12/05/2011

Minuit à Paris - cherchez Woody

Après l’éblouissant "Vous allez rencontrer un bel et sombre inconnu", concentré des obsessions et des thématiques de son auteur que je n’hésitais pas à qualifier de "film-somme", Woody Allen s’offre une pause récréative avec ce "Midnight In Paris", filmé dans cette capitale qui semble tant fasciner le cinéaste et dont le tournage l’an dernier avait été abondamment suivi par tous types de médias confondus. Oh, rien d'infamant dans cette expression de « pause récréative », c’est même souvent dans ses films dont l’ambition semble la plus modeste et sur lesquels souffle un vent de légèreté que Woody Allen réussit ses films parmi les plus drôles ("Broadway Danny Rose", "Scoop"), les plus caustiques ("Whatever Works") ou même les plus brillants ("Manhattan Murder Mystery"). L’ambiance de son film précédent était grave, voire funèbre. Rien de cela ici. Si ses personnages sont bien (comme souvent) des insatisfaits, c’est avec jubilation que Woody Allen se plaît à les faire voyager dans le temps pour les confronter à tous les artistes qu’il admire : Scott et Zelda Fitzgerald, Hemingway, Dali, Bunuel, Man Ray…, puis lors d’un second voyage Toulouse-Lautrec et Gauguin ! Pour une fois, comme Mia Farrow dans "La Rose pourpre du Caire", Woody permet à ses personnages d’accéder à leurs désirs, de vivre la vie dont ils ont toujours rêvé et peu importe qu’il s’agisse d’un simple fantasme.
Il faut dire que Paris n’a pas la même valeur sentimentale pour Woody Allen que ces autres villes d’exil, comme Londres ou l’Espagne qu’il filme comme un simple décor. Ici, dès les premiers plans, la ville est filmée sous toutes les coutures, de jour et de nuit, sous le soleil ou sous la pluie, comme si le cinéaste essayait d’en capter l’essence, forcément magique. D’ailleurs la magie constitue le meilleur élément du film : les apparitions fantomatiques des voitures d’époque sur la montagne Sainte-Geneviève, les figures célèbres rencontrées au hasard des cafés et des fêtes tandis que le visage halluciné d’Owen Wilson constitue le contrepoint comique de ce surgissement du merveilleux.
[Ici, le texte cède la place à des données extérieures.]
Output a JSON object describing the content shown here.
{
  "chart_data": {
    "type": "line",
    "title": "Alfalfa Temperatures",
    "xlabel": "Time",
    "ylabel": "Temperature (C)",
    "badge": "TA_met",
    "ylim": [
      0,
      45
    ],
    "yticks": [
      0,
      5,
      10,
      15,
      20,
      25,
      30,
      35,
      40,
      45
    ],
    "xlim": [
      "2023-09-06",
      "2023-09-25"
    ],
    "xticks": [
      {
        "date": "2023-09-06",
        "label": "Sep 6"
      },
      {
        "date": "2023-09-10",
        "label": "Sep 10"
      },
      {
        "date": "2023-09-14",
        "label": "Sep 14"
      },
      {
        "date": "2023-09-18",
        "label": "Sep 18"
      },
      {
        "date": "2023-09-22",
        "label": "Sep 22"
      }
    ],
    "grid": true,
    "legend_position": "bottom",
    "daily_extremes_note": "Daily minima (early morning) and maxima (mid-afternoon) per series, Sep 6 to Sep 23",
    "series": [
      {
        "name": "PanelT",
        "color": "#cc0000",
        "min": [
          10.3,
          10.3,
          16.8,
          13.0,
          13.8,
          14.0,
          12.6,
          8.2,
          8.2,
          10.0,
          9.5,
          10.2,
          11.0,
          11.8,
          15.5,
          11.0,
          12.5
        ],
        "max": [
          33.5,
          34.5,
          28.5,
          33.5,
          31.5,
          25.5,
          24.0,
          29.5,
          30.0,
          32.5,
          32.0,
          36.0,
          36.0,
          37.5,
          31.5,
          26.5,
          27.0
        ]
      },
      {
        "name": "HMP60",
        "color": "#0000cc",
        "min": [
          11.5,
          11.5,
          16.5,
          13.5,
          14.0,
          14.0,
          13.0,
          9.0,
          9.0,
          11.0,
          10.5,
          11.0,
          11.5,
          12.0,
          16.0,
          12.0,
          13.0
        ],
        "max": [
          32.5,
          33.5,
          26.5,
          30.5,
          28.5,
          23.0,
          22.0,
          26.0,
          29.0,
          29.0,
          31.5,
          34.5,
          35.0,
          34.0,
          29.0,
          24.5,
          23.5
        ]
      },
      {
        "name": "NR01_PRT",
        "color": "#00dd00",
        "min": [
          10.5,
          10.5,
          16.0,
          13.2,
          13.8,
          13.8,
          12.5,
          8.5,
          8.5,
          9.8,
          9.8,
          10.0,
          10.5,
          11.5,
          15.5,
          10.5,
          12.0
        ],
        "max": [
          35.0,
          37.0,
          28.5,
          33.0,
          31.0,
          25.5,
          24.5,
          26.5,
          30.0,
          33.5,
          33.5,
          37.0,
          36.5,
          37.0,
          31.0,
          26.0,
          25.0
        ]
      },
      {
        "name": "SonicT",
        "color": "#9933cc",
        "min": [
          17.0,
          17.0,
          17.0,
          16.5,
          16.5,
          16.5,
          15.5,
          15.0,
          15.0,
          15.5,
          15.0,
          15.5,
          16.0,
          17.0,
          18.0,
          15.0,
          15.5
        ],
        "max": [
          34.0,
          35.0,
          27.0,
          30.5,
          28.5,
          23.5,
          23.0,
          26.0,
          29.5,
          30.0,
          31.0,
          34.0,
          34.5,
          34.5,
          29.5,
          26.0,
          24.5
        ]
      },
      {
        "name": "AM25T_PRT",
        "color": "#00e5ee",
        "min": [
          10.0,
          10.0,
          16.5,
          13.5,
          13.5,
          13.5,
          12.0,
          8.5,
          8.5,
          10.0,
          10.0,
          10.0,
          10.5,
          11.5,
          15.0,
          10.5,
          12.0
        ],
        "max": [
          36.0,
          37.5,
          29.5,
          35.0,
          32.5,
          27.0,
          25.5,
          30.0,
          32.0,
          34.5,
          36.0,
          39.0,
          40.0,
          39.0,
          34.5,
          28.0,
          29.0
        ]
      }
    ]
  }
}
Malgré ces saisissements, le film déçoit : les personnages qui côtoient notre héros "dans la vraie vie" sont de vulgaires caricatures de pédants, de républicains réactionnaires ou d’hystériques (drôle de rôle ingrat pour Rachel McAdams). De même, les artistes et la femme rêvée aperçus lors du voyage dans le temps sont tirés à gros traits et ne servent qu’à pimenter cet amusant paradoxe temporel sans jamais être intégrés à l’action. D’ailleurs, d’action il n’y en a point, ni de progression dramatique non plus. Les personnages incarnés par Owen Wilson et Marion Cotillard exposent explicitement la "morale" du film (l’éternelle nostalgie d’une époque inconnue donc sublimée) et le volte-face final d’Owen Wilson ne surprend pas. Les seconds rôles "tapissent" le film, certains disparaissent inexplicablement (le cuistre incarné par Michael Sheen, omniprésent au début du film, passe à la trappe, par enchantement sans doute, après le premier tiers). Muni d’une belle idée et d’un beau décor, un scénario paraissait sans doute superflu. Sans doute, à l’instar de son héros, la capitale a-t-elle exercé le même pouvoir de fascination auprès de Woody Allen, mais à la différence près que son inspiration créatrice n’a pas vraiment été décuplée. Restent quelques beaux plans (photographie réussie de la capitale) et quelques bonnes idées de mise en scène.